Le gouvernement fédéral du Nigeria a accusé des avocats britanniques de s’approprier les fonds récupérés sur deux anciens gouverneurs d’Etat nigérians.

Dans une déclaration largement commentée par la presse, le ministre de la Justice et Attorney general, Michael Aondoaaka a indiqué que le cabinet d’avocats basé à Londres, Candell Freeman, engagé par le gouvernement pour l’aider à récupérer ces fonds, n’a pas remis en entier les sommes saisies sur Joshua Dariye, un ex-gouverneur de l’Etat de Plateau (centre du Nigeria).

Il a ajouté que les 985.567 livres sterlings prétendument récupérés sur les comptes de Diepreye Alamieyeseigha, l’ex-gouverneur de l’Etat pétrolifère de Bayelsa, n’ont pas encore été rapatriés.

Le ministre a accusé le cabinet d’avocats d’avoir illégalement prélevé des sommes énormes sur ces fonds au titre de ses honoraires sans l’autorisation du gouvernement fédéral. Par exemple, il a expliqué que le cabinet a déduit 614.067 livres pour ses honoraires d’une somme totale de 1.674.634 livres récupérée auprès de M. Alamieyeseighan sans l’approbation du gouvernement nigérian.

M. Aondoaaka a fait cette déclaration en remettant 300.000 livres au gouvernement de l’Etat du Plateau, ce qui représente la somme rendue jusqu’ici au Nigeria par la Police britannique.

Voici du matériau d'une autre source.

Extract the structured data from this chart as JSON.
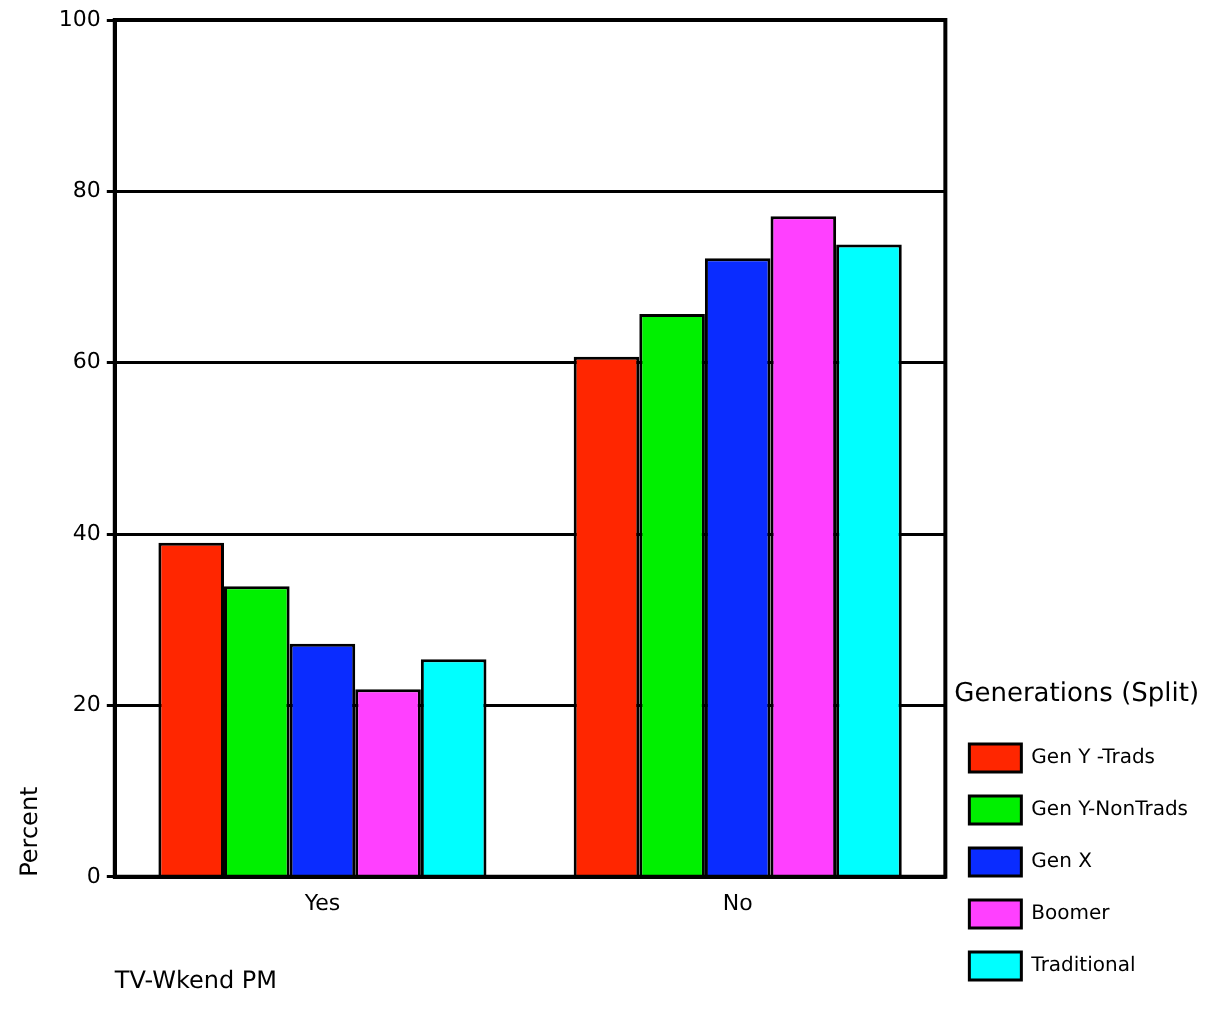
{
  "chart_data": {
    "type": "bar",
    "xlabel": "TV-Wkend PM",
    "ylabel": "Percent",
    "legend_title": "Generations (Split)",
    "categories": [
      "Yes",
      "No"
    ],
    "series": [
      {
        "name": "Gen Y -Trads",
        "color": "#ff2600",
        "values": [
          39.0,
          60.7
        ]
      },
      {
        "name": "Gen Y-NonTrads",
        "color": "#00f000",
        "values": [
          33.9,
          65.7
        ]
      },
      {
        "name": "Gen X",
        "color": "#0a2cff",
        "values": [
          27.2,
          72.2
        ]
      },
      {
        "name": "Boomer",
        "color": "#ff40ff",
        "values": [
          21.9,
          77.1
        ]
      },
      {
        "name": "Traditional",
        "color": "#00ffff",
        "values": [
          25.4,
          73.8
        ]
      }
    ],
    "ylim": [
      0,
      100
    ],
    "yticks": [
      0,
      20,
      40,
      60,
      80,
      100
    ],
    "grid": "y",
    "legend": "right"
  }
}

Il a révélé que le total de la somme due à l’Etat du Plateau était de 904.961 livres, après que les avocats aient affirmé avoir dépensé 309.439 livres sur l’affaire, en ajoutant: « La question qui se pose est pourquoi cet argent reste-t-il entre les mains des avocats britanniques »?

« Nous allons enquêter sur toute cette affaire…Je me rendrai à Londres avec l’Attorney general de Plateau pour demander quelle autorisation ils ont reçu avant de déduire cette somme », a-t-il ajouté.

Les deux ex-gouverneurs ont été arrêté à Londres pour blanchiment d’argent alors qu’ils étaient toujours en fonction, mais après leur libération sous caution et leur retour au Nigeria, ils n’ont pas pu immédiatement être jugés en raison de l’immunité constitutionnelle dont ils jouissaient.

Depuis la levée de cette immunité, un tribunal nigérian a condamné et emprisonné M. Alamieyeseigha pour blanchiment d’argent, tandis que M. Dariye fait toujours l’objet de poursuites judiciaires.